Глава шестая, самая трудная
ДАЕШЬ СПУТНИКИ! Все чаще и чаще нам говорят: — Пора ваши находки передавать в школы, распространять тот опыт, который вы приобрели… Но как это сделать? Опыт рассказами не передашь. Мы в этом убеждены. Опыт складывается из тысячи мелочей, их все не предусмотришь, а каждая мелочь, если ею пренебречь, может свести все хорошее на нет. Опыт надо передавать в работе, в деле… Возникла мысль: а что, если при каждой школе района создать спутник коммуны? Собрать весь школьный актив, человек 50, и провести с ребятами сбор, да такой, чтобы там было не хуже, чем в коммуне. Для этого послать на сбор несколько старых коммунаров. И день за днем учить ребят всему, чему мы сами научились в коммуне… Нет, даже не «учить», а просто жить вместе и вместе работать.

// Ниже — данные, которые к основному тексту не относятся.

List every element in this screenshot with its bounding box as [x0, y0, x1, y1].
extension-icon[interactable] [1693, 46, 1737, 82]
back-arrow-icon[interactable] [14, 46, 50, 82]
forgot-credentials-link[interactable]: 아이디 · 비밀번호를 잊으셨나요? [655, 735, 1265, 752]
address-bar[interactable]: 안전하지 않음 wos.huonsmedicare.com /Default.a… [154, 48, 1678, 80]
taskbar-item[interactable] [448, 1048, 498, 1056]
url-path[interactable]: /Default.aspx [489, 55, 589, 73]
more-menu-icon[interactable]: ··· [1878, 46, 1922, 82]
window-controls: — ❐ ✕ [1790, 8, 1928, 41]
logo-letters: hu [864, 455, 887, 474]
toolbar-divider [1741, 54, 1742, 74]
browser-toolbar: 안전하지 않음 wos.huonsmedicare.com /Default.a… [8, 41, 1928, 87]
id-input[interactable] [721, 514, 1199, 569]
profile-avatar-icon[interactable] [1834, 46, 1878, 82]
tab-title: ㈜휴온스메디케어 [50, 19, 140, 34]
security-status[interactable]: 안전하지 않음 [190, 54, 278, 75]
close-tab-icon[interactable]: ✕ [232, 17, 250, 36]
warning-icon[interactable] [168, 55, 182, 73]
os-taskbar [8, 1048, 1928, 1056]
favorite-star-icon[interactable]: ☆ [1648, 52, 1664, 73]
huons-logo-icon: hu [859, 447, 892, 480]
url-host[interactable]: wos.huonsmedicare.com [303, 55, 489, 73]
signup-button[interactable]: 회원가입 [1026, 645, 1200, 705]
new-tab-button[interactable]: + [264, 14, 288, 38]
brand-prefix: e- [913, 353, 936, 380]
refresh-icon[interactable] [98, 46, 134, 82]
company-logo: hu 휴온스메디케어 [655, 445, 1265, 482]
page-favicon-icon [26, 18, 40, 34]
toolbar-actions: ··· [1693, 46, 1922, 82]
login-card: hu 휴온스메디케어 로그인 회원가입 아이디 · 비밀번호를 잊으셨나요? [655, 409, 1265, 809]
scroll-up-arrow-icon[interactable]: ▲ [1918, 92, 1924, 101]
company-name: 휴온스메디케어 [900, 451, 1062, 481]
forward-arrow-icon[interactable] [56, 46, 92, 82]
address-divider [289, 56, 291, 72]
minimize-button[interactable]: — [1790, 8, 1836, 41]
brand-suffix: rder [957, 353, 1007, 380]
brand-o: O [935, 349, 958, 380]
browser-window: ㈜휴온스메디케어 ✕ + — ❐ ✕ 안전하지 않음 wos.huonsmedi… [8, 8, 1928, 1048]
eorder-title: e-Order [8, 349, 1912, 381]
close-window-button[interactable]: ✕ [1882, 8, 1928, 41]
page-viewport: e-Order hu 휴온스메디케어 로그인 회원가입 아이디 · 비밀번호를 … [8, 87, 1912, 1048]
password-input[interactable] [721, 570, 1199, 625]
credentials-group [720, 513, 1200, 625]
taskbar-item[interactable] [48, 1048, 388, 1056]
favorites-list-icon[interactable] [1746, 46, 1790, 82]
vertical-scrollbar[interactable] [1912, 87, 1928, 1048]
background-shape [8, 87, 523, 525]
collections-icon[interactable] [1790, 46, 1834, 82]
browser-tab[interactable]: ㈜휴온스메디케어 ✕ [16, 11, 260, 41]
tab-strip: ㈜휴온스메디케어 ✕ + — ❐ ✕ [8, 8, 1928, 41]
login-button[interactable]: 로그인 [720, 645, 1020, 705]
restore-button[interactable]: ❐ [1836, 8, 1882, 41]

Это и будет учеба. Но легко сказать — спутник при каждой школе. Чтобы провести сбор, нужно найти для него место, нужны палатки, снаряжение, продукты, нужны, наконец, взрослые, которые могли бы подготовить и провести всю эту сложную операцию. А главное, нужно, чтобы в каждой школе захотели создать спутник коммуны, поняли, как это интересно и важно. И тогда в райкоме партии нам сказали: «Хорошо, мы поможем». Не один раз собирались в райкоме директора школ, пионерские вожатые. Обсуждали, спорили, искали возможности создать лагеря-спутники. Поначалу решили создавать спутники не при каждой школе отдельно, а по кустам: несколько школ объединяются и устраивают один, общий спутник. И вот летом в Ефимовский район едут не 100 ребят, как бывало, а 600. У коммуны теперь 8 спутников! А на следующий год спутников стало 18, и в них — 1200 ребят. Операция «Человек — человеку» продолжается. Но в каких масштабах! На первый взгляд в каждом спутнике все то же самое, что и в коммуне: трудовые десанты и творческие дела, «огонёк», дежурный командир спутника во главе дежурного отряда, советы дел. Разведка — планирование — осуществление дела — его обсуждение. Коммунарские законы… Только вместо отрядов (чтобы не путать с отрядами коммуны) — команды. В команде 15-20 человек из разных классов, от пятого до седьмого.
Всё так же — и всё не так. Лишь теперь мы увидели, что главное в коммуне не методика, а ребята, выросшие в ней… Но сколько коммунаров может дать коммуна в команду спутника? Одного-двух, и это еще хорошо… Сумеют ли эти двое сделать команду коммунарской? Коммунарам предстояла самая суровая проверка. Впервые мы действовали не всей коммуной, а порознь.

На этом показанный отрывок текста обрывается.